また、予防安全システム向けでは、Teslaの処理性能を支えるGPGPU(General Purpose GPU)の技術が注目されている。例えば、車載カメラで撮影した画像を予防安全システムで用いる上では、高度なアルゴリズムによって画像を処理することで、自動車、2輪車、自転車、人間、標識などを見分ける必要がある。浜田氏は「GPGPUを用いた計算処理は、こういった高度な処理を行うのに最適な技術だ。実際に、ドイツDaimler社やドイツBMW社、そして日本の自動車メーカーの研究所でも、予防安全システムのアルゴリズムを開発するためのシミュレーションを行うのにTeslaが用いられている」と説明する。なお、新型Tegraでも、車内カメラの画像からドライバーの視線を検出してよそ見運転や居眠り運転を防ぐシステムや、車両の前後左右に設置したカメラの画像から車両を上方から見ている画面を合成する機能であれば容易に実現できるという。
NVIDIA社のGPUアーキテクチャは、まずワークステーション向けのQuadroに投入した後、パソコン向けのGeForceで展開し、最後に、車載分野を含めた組み込み機器向けに製品化するという戦略がとられている。

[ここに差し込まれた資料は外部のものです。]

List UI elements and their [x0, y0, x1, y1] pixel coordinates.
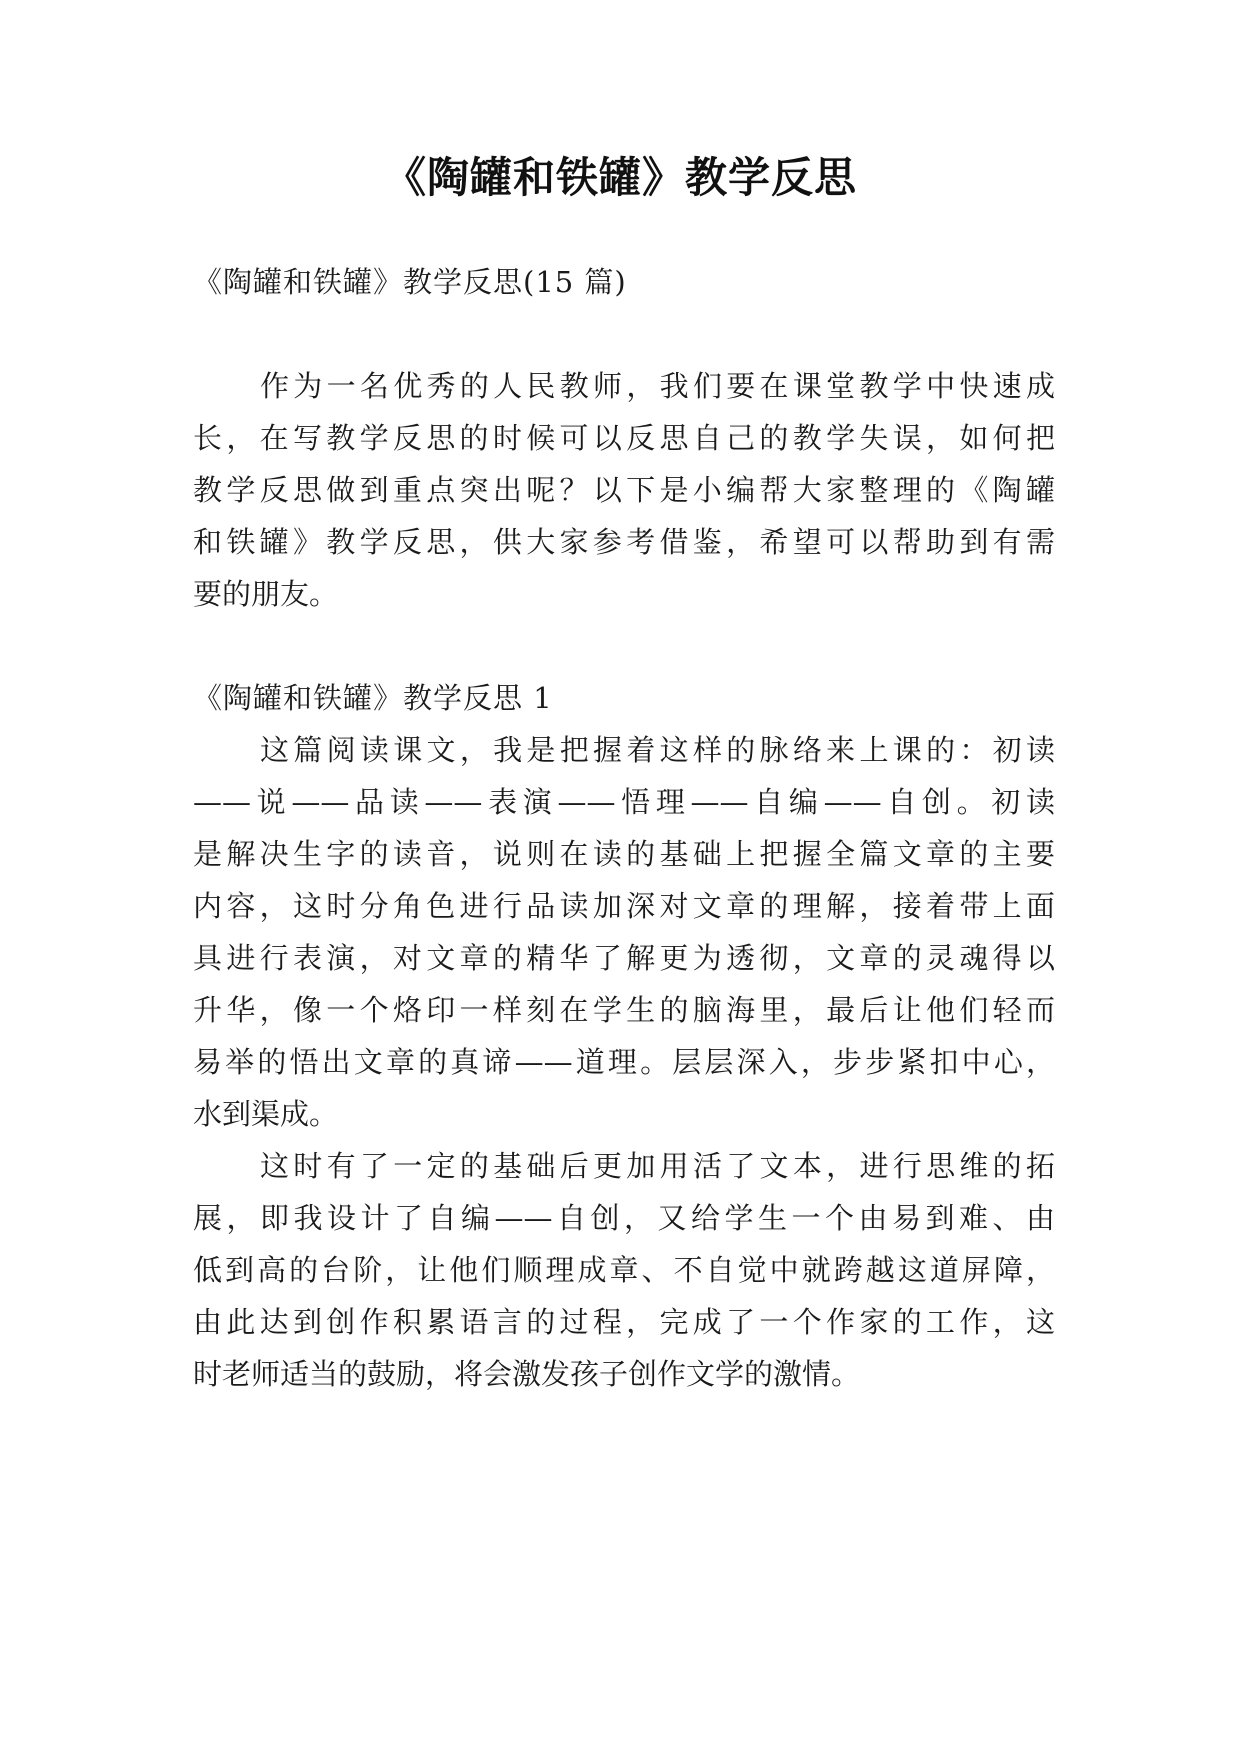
paragraph-line: 低到高的台阶，让他们顺理成章、不自觉中就跨越这道屏障，	[193, 1253, 1055, 1287]
intro-line: 要的朋友。	[193, 577, 339, 611]
intro-line: 和铁罐》教学反思，供大家参考借鉴，希望可以帮助到有需	[193, 525, 1055, 559]
paragraph-line: ——说——品读——表演——悟理——自编——自创。初读	[193, 785, 1055, 819]
paragraph-line: 时老师适当的鼓励，将会激发孩子创作文学的激情。	[193, 1357, 861, 1391]
document-title: 《陶罐和铁罐》教学反思	[383, 153, 857, 202]
paragraph-line: 这时有了一定的基础后更加用活了文本，进行思维的拓	[260, 1149, 1055, 1183]
intro-line: 教学反思做到重点突出呢？以下是小编帮大家整理的《陶罐	[193, 473, 1055, 507]
paragraph-line: 水到渠成。	[193, 1097, 339, 1131]
paragraph-line: 是解决生字的读音，说则在读的基础上把握全篇文章的主要	[193, 837, 1055, 871]
paragraph-line: 升华，像一个烙印一样刻在学生的脑海里，最后让他们轻而	[193, 993, 1055, 1027]
paragraph-line: 由此达到创作积累语言的过程，完成了一个作家的工作，这	[193, 1305, 1055, 1339]
paragraph-line: 具进行表演，对文章的精华了解更为透彻，文章的灵魂得以	[193, 941, 1055, 975]
paragraph-line: 这篇阅读课文，我是把握着这样的脉络来上课的：初读	[260, 733, 1055, 767]
paragraph-line: 内容，这时分角色进行品读加深对文章的理解，接着带上面	[193, 889, 1055, 923]
intro-line: 长，在写教学反思的时候可以反思自己的教学失误，如何把	[193, 421, 1055, 455]
paragraph-line: 展，即我设计了自编——自创，又给学生一个由易到难、由	[193, 1201, 1055, 1235]
intro-line: 作为一名优秀的人民教师，我们要在课堂教学中快速成	[260, 369, 1055, 403]
paragraph-line: 易举的悟出文章的真谛——道理。层层深入，步步紧扣中心，	[193, 1045, 1055, 1079]
section-heading: 《陶罐和铁罐》教学反思 1	[193, 681, 553, 715]
document-subtitle: 《陶罐和铁罐》教学反思(15 篇)	[193, 265, 627, 299]
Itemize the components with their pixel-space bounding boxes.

例えば、2010年に発表された新型Tegraには、2004年に発表された「Quadro FX 4000」、GeForce 6800と同じGPUコアが搭載されている。つまり、最新のGPUコアがワークステーション向けやパソコン向けに製品化されてから、約5〜6年後にそのGPUコアを搭載した組み込み機器向けの製品が登場しているわけだ。そういう意味では、同社が2010年春から市場での製品展開を始めた最新のGPUアーキテクチャ「Fermi」が、2015年ごろにも組み込み機器向けに展開される可能性は高い。Fermiは、これまでのGPUと比べてGPGPUとしての処理性能を高めたアーキテクチャだと言われている。浜田氏も、「第3世代のTegraでは、Teslaを用いたシミュレーションによる開発成果を流用できるように、GPGPUの機能を搭載することも検討している」と述べている。